Biodegradability of wood polymer composites

In contrast with outdated statement that wood particles in WPC are completely encapsulated and inaccessible, moisture sorption of and even fungal growth on WPC is often demonstrated.

As standards for fungal testing of this material refers to standards developed for wood based panels, the moisture behaviour of WPC was compared to that of wood based panels.

Moisture sorption of WPC is significantly slower, but reaches after levels of moisture content all above the minimum level for fungal growth. This study indicated that a specific standard for testing biodegradability of natural fibre composites must be developed, taking this alternative moisture behaviour into account.


Advanced composites based on modified natural fibres - Accessibility and reactivity of natural fibres for materials with improved mechanical and physical performance

Contact: Joris Van Acker, Nele Defoirdt

Advanced composites based on modified natural fibres

Poor fibre/matrix adhesion is an obstacle for high performance natural fibre composites. Several fibre treatments were tested with flax and treated flax being processed into epoxy or polypropylene composites.
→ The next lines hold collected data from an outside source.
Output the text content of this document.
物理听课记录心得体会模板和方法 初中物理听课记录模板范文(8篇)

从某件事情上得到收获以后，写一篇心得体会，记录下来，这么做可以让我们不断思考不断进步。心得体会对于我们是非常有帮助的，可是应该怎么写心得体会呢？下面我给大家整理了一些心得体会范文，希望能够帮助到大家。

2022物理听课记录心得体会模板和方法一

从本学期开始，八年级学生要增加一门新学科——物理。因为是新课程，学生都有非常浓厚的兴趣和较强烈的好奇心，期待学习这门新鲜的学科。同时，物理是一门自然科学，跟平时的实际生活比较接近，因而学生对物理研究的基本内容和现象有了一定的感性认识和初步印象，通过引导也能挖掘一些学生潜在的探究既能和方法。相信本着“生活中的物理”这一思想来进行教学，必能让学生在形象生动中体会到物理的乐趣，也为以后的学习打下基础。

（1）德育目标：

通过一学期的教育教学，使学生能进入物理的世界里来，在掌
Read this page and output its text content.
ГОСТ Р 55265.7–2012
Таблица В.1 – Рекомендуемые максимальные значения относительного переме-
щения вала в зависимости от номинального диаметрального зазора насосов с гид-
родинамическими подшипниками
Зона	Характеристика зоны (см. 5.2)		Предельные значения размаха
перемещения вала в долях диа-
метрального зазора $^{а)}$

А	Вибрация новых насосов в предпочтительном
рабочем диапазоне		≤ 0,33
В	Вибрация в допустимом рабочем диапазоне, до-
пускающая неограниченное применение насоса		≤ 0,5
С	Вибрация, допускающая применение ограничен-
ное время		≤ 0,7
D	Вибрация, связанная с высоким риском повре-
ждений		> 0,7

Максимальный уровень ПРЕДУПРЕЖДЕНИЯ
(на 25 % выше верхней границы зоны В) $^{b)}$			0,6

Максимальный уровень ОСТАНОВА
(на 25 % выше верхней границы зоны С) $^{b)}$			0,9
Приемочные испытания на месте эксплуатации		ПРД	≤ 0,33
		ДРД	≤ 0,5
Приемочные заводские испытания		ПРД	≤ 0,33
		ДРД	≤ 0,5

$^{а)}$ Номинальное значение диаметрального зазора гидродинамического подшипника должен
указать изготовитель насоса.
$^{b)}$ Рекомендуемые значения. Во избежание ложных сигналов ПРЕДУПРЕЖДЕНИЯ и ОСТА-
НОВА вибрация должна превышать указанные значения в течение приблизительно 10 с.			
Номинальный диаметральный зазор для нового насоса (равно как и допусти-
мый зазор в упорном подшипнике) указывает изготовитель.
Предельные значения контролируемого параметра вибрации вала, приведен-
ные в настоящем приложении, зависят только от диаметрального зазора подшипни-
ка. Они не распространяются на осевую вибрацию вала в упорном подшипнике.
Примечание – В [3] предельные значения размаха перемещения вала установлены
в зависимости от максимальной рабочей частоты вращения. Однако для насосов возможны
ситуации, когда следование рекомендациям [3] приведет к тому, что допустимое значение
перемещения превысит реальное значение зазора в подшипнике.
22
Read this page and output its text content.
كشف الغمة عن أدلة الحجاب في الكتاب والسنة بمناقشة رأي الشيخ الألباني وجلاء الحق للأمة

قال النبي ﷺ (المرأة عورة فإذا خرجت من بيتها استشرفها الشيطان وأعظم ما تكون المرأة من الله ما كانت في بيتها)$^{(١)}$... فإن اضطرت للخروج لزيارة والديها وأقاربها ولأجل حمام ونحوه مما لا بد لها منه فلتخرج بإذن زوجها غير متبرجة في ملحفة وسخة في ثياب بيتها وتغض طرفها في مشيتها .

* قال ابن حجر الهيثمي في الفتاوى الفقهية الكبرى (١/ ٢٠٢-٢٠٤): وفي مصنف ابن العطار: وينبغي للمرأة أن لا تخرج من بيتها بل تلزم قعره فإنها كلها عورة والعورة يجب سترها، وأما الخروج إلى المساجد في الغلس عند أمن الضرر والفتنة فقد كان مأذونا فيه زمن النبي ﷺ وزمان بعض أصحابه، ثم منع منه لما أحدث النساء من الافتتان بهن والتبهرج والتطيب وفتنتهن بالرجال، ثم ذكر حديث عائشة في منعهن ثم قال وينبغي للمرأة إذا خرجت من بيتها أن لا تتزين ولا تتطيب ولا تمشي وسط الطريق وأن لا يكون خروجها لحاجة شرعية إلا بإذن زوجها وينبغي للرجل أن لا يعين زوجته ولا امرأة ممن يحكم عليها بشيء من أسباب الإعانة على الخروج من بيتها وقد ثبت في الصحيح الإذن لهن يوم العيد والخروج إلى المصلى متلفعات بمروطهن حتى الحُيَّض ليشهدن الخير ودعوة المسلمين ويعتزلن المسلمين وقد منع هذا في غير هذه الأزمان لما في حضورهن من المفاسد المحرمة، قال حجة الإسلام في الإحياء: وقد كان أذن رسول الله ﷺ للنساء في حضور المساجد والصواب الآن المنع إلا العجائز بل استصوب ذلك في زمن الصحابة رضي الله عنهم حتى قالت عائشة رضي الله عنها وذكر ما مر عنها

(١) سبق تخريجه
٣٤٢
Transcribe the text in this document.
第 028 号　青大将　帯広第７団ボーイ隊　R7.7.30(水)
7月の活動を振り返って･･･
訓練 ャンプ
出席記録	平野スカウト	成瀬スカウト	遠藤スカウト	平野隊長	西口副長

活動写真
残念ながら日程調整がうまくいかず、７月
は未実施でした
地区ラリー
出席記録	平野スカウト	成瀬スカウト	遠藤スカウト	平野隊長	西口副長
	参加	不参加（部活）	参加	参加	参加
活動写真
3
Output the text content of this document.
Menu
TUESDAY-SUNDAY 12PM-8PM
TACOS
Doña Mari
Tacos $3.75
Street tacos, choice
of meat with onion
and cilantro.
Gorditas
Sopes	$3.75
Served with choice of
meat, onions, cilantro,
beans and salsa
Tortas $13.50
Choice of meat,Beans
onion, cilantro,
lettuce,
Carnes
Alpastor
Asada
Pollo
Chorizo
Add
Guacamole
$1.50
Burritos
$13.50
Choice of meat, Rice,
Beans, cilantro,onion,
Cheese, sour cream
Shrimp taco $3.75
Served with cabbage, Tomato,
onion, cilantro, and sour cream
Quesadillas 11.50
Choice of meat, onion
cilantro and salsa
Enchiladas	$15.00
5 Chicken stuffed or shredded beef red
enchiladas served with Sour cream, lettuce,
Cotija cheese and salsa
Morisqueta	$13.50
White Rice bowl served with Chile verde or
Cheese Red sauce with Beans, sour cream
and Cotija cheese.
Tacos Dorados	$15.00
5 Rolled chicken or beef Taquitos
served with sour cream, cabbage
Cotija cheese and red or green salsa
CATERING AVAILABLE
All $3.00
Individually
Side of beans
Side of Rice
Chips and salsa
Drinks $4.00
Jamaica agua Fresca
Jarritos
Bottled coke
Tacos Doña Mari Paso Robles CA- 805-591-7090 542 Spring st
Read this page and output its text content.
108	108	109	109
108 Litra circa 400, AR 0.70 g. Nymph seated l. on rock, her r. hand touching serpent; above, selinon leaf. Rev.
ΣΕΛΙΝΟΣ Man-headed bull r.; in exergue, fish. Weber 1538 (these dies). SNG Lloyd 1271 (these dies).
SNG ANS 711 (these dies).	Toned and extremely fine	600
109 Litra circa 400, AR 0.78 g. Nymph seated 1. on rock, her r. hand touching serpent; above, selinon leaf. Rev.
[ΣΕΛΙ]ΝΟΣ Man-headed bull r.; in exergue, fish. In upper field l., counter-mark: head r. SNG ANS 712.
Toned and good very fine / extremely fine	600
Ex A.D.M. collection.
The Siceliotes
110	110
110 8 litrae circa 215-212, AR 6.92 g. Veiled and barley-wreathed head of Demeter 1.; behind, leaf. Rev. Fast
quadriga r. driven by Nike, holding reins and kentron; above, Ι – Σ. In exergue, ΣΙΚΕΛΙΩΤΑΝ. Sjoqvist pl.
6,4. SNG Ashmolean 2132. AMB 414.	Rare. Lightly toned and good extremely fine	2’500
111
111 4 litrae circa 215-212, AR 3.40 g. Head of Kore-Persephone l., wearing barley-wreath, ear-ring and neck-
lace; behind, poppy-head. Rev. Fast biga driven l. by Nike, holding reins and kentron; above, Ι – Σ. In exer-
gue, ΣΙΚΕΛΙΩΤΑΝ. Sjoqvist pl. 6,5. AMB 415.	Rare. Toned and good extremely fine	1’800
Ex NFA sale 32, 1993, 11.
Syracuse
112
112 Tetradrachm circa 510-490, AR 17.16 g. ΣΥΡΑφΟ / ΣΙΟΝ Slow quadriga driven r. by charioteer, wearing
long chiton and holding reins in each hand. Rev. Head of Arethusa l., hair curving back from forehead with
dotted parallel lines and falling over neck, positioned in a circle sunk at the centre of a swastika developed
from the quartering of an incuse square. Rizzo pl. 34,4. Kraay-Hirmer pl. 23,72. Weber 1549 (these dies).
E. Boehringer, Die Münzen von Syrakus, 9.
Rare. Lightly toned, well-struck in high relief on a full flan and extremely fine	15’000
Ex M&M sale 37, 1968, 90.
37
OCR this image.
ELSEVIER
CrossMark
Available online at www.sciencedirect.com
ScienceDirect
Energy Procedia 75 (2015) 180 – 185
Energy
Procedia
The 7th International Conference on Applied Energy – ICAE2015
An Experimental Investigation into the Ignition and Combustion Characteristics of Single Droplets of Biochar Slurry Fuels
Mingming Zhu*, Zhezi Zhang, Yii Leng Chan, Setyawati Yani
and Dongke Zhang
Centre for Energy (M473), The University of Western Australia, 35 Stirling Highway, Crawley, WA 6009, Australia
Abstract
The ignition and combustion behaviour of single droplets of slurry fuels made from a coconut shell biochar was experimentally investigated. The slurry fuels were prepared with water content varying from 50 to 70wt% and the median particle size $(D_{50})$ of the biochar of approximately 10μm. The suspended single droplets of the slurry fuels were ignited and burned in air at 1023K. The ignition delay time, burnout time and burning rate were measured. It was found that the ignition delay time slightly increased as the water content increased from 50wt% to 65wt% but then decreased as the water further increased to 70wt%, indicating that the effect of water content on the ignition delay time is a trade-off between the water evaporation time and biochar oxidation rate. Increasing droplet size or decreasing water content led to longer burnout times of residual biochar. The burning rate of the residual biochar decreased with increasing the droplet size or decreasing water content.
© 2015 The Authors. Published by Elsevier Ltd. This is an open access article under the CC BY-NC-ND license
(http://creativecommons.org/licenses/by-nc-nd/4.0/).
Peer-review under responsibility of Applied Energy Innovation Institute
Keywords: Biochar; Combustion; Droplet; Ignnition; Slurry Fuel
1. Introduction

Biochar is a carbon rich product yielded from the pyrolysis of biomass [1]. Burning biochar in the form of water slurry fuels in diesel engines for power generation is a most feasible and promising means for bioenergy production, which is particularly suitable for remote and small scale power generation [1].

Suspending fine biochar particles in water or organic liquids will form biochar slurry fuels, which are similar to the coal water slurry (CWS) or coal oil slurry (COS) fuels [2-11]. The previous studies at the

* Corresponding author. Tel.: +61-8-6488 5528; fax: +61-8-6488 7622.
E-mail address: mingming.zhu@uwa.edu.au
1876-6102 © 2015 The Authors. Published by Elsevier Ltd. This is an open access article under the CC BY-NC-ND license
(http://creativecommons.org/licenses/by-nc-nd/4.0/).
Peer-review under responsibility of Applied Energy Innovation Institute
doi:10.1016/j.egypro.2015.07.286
The effect of the treatments was visualised by SEM and micro-CT images of fibres and broken composites. Three point bending tests and pull out tests were used to assess the strength properties of the resulting composites.

Concerning durability, the moisture dynamics of the treated fibres and the dynamical stability of the composites were determined, as well as the biological durability of treated fibres and its composites.